Publicado em 1886, “The Strange Case of Dr Jekyll and Mr Hyde”, que em português foi
traduzido como “O Médico e o Monstro”, é a obra mais conhecida do escritor escocês
Robert Louis Stevenson (1850-1894). Trata da dualidade humana, como atitudes
positivas e negativas podem coexistir na mesma pessoa. O tema é atemporal, daí o
romance ser lido até hoje. E o paralelo pode ser aplicado às declarações de *Jerome
Powell, presidente do Federal Reserve, nesta quinta-feira (19) em evento na cidade de Nova York.
O discurso de Powell era esperado como um sinalizador do que vai ocorrer com os juros
americanos nos próximos meses. No entanto, as declarações de Powell podem ser
vistas tanto como “dovish” (ou seja, contrárias a novos apertos na política monetária)
quanto como “hawkish”, defensoras de um tratamento duro contra a inflação.
O Powell “dovish” reconheceu os sinais recentes de arrefecimento da inflação. Ao longo
de outubro, os dados mostraram que a inflação em 12 meses recuou para 3,7 por cento,
bem abaixo dos 9%de junho do ano passado. “Os dados recebidos nos últimos
meses mostram progressos contínuos em direção a ambos os nossos objetivos de
mandato duplo – emprego máximo e preços estáveis”, disse ele.
No entanto, o Powell “hawkish” disse que o Fed estaria “resoluto” no seu compromisso
com a meta de inflação de 2 por cento ao ano. “A inflação ainda está muito alta”, disse
Powell. “Alguns meses de dados positivos são apenas o começo do que será necessário
para criar confiança de que a inflação está caminhando de forma sustentável em
direção à meta.”
E, cuidadoso, ele evitou se comprometer com qualquer prazo. “Ainda não podemos
saber por quanto tempo os índices continuarão baixando, nem em que nível a inflação
vai se estabilizar nos próximos trimestres”, disse ele.

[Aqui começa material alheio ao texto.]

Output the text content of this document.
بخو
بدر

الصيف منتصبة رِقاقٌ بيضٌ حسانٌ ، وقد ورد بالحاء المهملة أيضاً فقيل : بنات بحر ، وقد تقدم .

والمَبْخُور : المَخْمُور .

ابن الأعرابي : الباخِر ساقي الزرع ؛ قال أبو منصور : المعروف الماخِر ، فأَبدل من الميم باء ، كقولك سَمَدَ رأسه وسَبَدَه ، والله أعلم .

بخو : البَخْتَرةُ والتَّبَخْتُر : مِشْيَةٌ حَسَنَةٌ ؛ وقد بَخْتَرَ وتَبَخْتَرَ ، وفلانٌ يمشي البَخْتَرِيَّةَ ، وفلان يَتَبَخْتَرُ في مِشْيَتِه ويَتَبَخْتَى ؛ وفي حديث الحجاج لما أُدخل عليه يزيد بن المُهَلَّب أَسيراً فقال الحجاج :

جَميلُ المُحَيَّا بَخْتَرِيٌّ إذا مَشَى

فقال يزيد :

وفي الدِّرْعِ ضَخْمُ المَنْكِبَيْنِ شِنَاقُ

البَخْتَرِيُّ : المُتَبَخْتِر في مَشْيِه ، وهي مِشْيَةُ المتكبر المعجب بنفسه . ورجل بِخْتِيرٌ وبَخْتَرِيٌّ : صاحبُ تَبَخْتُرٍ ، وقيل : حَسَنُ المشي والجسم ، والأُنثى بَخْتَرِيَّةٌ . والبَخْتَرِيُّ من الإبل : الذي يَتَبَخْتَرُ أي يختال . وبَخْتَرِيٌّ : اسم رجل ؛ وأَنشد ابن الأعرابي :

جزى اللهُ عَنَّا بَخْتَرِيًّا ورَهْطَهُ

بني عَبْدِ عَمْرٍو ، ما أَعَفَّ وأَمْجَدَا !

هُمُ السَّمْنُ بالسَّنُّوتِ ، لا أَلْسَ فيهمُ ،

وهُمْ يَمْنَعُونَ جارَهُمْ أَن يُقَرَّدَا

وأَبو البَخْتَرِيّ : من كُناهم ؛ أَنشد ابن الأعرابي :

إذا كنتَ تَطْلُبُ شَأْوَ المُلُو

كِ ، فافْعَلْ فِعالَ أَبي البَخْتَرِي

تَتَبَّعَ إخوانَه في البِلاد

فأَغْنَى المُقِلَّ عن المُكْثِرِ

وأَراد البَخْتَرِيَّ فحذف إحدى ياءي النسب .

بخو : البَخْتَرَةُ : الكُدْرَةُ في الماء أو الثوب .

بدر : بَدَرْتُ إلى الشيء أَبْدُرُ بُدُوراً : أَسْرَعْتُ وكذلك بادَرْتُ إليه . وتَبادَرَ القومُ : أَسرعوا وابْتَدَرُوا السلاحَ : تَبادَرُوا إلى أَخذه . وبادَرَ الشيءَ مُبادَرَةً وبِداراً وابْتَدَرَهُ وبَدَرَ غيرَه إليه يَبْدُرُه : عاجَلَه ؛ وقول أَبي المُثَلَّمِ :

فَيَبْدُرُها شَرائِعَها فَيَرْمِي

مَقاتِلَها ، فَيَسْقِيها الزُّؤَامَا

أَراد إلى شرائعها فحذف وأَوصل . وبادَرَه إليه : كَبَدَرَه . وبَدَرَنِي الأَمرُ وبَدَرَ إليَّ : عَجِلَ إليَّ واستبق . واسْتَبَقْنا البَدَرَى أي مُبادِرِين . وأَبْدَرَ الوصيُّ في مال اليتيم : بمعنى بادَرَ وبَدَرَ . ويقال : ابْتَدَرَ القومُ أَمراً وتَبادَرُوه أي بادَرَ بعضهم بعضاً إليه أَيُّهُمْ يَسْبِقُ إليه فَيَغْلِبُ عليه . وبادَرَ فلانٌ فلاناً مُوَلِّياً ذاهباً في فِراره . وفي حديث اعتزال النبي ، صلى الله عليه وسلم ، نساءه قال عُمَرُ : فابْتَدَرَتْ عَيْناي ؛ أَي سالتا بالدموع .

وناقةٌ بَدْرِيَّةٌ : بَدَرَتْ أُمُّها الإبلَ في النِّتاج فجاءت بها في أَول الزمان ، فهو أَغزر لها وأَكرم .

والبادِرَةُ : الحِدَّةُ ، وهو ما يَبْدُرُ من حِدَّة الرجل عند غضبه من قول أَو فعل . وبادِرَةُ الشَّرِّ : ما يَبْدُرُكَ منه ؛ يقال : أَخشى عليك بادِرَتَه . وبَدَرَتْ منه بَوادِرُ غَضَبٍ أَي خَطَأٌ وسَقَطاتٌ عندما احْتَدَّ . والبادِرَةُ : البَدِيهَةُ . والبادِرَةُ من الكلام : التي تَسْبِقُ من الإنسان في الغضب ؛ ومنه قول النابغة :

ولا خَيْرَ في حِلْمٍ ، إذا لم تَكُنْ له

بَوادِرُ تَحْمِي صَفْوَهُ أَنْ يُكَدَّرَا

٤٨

Para completar, o Powell “hawkish” disse que não acha que os juros estejam “altos
demais” neste momento. “Evidências adicionais de crescimento econômico acelerado
ou de que o aperto no mercado de trabalho não está mais diminuindo podem justificar
um maior aperto da política monetária”, disse ele. Assim, qualquer esperança de que o
patamar atual de 5,25 por cento a 5,50 por cento fosse a “taxa terminal” – o máximo
que os juros poderiam atingir – foi sepultada.
Como interpretar esse Powell “Jekyll e Hyde”? A maneira mais segura é observar o
comportamento dos preços. Essa entidade chamada mercado pode errar, mas suas
decisões (certas ou erradas) são soberanas. Na manhã desta sexta-feira (20) a
remuneração dos títulos referenciais de dez anos do Tesouro americano está em 4,967
por cento ao ano, um pouco mais baixo que os 4,975 por cento da quinta-feira (19).
O consenso dos investidores americanos é que há poucas possibilidades de o Fed
elevar os juros na reunião agendada para daqui a 12 dias, em 31 de outubro e 1o de
novembro. No entanto, há menos certeza do que pode ocorrer na última reunião de
2023, marcada para os dias 12 e 13 de dezembro. Assim como no romance de Stevenson,
o resultado só será conhecido no final – e nem Powell sabe quando isso vai ocorrer.